Anisotropic Thermal Conductivity Measurement of Organic Thin Film with Bidirectional 3omega Method

TL;DR

This paper introduces a novel bidirectional 3omega method to measure anisotropic thermal conductivity in ultra-thin organic films, enabling separate evaluation of in-plane and cross-plane conductivities crucial for electronic applications.

Contribution

The study develops a new measurement system that accurately assesses anisotropic thermal conductivity in thin films by using patterned metal wires of different widths.

Findings

Measured in-plane thermal conductivity of PEDOT:PSS was 2.9 W/m·K.

Achieved anisotropy ratio of 10 in the thermal conductivity.

System can be adapted for even thinner films with smaller wire widths.

Abstract

Organic thin film materials with molecular ordering are gaining attention as they exhibit semiconductor characteristics. When using them for electronics, the thermal management becomes important, where heat dissipation is directional owning to the anisotropic thermal conductivity arising from the molecular ordering. However, it is difficult to evaluate the anisotropy by simultaneously measuring in-plane and cross-plane thermal conductivities of the film on a substrate, because the film is typically as thin as tens to hundreds of nanometers and its in-plane thermal conductivity is low. Here, we develop a novel bidirectional 3{\omega} system that measures the anisotropic thermal conductivity of thin films by patterning two metal wires with different widths and preparing the films on top, and extracting the in-plane and cross-plane thermal conductivities using the difference in their sensitivities to the metal-wire width.
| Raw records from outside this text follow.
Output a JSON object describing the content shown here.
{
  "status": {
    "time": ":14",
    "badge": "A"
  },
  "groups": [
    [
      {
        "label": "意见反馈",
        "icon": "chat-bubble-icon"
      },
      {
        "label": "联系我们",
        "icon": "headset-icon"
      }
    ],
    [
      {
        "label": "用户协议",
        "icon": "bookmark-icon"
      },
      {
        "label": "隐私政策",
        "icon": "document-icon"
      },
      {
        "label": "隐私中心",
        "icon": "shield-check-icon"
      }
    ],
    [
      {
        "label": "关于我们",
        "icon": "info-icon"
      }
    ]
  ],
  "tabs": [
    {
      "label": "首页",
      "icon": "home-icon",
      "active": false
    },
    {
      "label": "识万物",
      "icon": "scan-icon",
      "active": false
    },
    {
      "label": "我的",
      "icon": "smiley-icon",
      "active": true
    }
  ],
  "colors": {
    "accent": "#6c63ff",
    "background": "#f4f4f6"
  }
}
Using the developed system, the thermal conductivity of spin-coated poly(3,4-ethylenedioxythiophene) olystyrene sulfonate (PEDOT:PSS) with thickness of 70 nm was successfully measured. The measured in-plane thermal conductivity of PEDOT:PSS film was as high as 2.9 W m-1 K-1 presumably due to the high structural ordering, giving anisotropy of 10. The calculations of measurement sensitivity to the film thickness and thermal conductivities suggest that the device can be applied to much thinner films by utilizing metal wires with smaller width.